Israel has threatened the new leader of the Lebanese militant movement Hezbollah, Naim Qassem, hours after it was announced that he would replace former leader Hassan Nasrallah, who was killed in late September in an Israeli attack on the outskirts of Beirut.
The Shura Council, the governing body of Hezbollah, "agreed to elect Sheikh Naim Qassem as the Secretary General of Hezbollah," the Shia Islamist organization, which is at war with Israel, announced.

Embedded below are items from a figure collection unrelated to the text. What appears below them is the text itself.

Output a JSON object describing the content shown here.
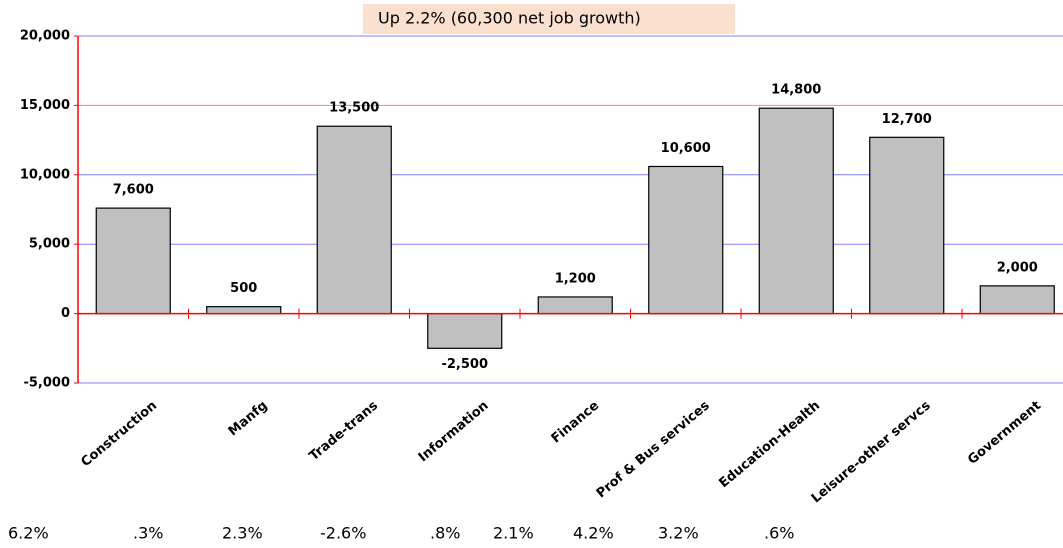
{
  "chart_data": {
    "type": "bar",
    "title": "Up 2.2% (60,300 net job growth)",
    "categories": [
      "Construction",
      "Manfg",
      "Trade-trans",
      "Information",
      "Finance",
      "Prof & Bus services",
      "Education-Health",
      "Leisure-other servcs",
      "Government"
    ],
    "values": [
      7600,
      500,
      13500,
      -2500,
      1200,
      10600,
      14800,
      12700,
      2000
    ],
    "value_labels": [
      "7,600",
      "500",
      "13,500",
      "-2,500",
      "1,200",
      "10,600",
      "14,800",
      "12,700",
      "2,000"
    ],
    "color": "#c0c0c0",
    "ylim": [
      -5000,
      20000
    ],
    "yticks": [
      {
        "value": -5000,
        "label": "-5,000"
      },
      0,
      {
        "value": 5000,
        "label": "5,000"
      },
      {
        "value": 10000,
        "label": "10,000"
      },
      {
        "value": 15000,
        "label": "15,000"
      },
      {
        "value": 20000,
        "label": "20,000"
      }
    ],
    "grid": true,
    "grid_colors": [
      "#8080ff",
      "#ff0000",
      "#8080ff",
      "#8080ff",
      "#ff8080",
      "#8080ff"
    ],
    "axis_color": "#ff0000",
    "footer_labels": [
      "6.2%",
      ".3%",
      "2.3%",
      "-2.6%",
      ".8%",
      "2.1%",
      "4.2%",
      "3.2%",
      ".6%"
    ]
  }
}
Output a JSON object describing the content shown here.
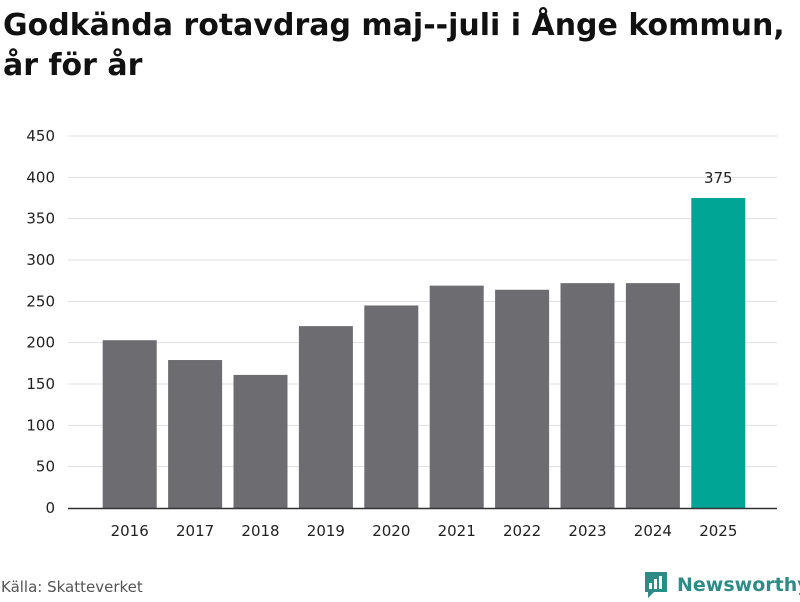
{
  "title": "Godkända rotavdrag maj--juli i Ånge kommun, år för år",
  "source": "Källa: Skatteverket",
  "brand": {
    "name": "Newsworthy",
    "icon": "newsworthy-logo-icon",
    "color": "#2e8b86"
  },
  "colors": {
    "bar_default": "#6d6c71",
    "bar_highlight": "#00a596",
    "grid": "#e1e1e1",
    "axis": "#333333"
  },
  "chart_data": {
    "type": "bar",
    "title": "Godkända rotavdrag maj--juli i Ånge kommun, år för år",
    "xlabel": "",
    "ylabel": "",
    "categories": [
      "2016",
      "2017",
      "2018",
      "2019",
      "2020",
      "2021",
      "2022",
      "2023",
      "2024",
      "2025"
    ],
    "values": [
      203,
      179,
      161,
      220,
      245,
      269,
      264,
      272,
      272,
      375
    ],
    "highlight_index": 9,
    "data_labels": {
      "2025": "375"
    },
    "ylim": [
      0,
      450
    ],
    "yticks": [
      0,
      50,
      100,
      150,
      200,
      250,
      300,
      350,
      400,
      450
    ],
    "grid": true,
    "legend": "none"
  }
}
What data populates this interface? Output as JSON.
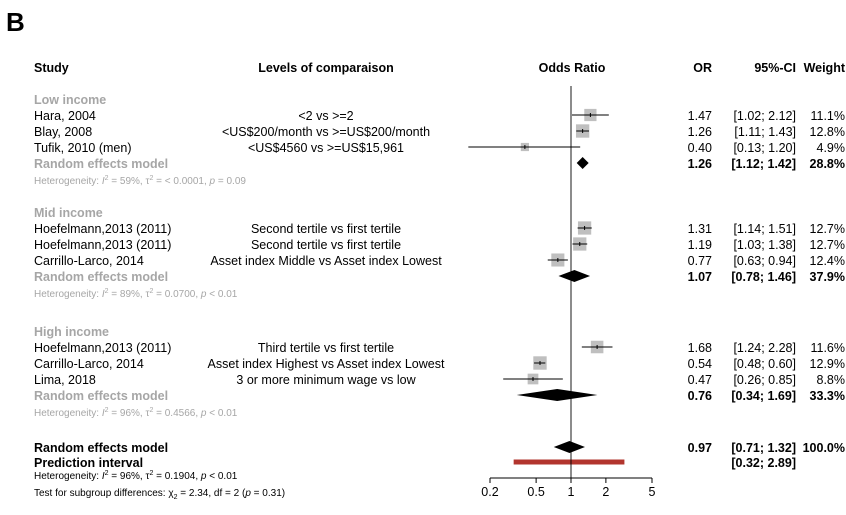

"Temporary installation. Not for long," Israeli Defense Minister Yoav Galant said on the Ix platform next to a photo of Kasem, adding in Hebrew: "The countdown has begun."
Kasem, as reported by the Reuters agency, was appointed as the deputy head of Hezbollah in 1991, and he was appointed by the then secretary general of the organization, Abbas al-Mousavi, who was killed in an Israeli helicopter attack the following year.
Qassem remained in that post when Nasrallah became leader and has long been Hezbollah's leading spokesman and gave interviews to foreign media even during the cross-border hostilities with Israel last year. Since the assassination of Nasrallah, Qassem has made three televised addresses and said that the armed organization Hezbollah supports efforts to achieve a ceasefire in Lebanon.
In that country, it is considered that he does not have the charisma and significance that Nasrallah had.
"His mandate could be the shortest in the history of that terrorist organization if he follows in the footsteps of his predecessors Hassan Nasrallah and Hashem Safiyedin," the Government of Israel announced on the official account in Arabic on the X platform.
Safiyedin, who was expected to replace Nasrallah, was also recently killed in an Israeli airstrike.
The message from the Israeli army adds that the only solution in Lebanon is to destroy Hezbollah as a military force.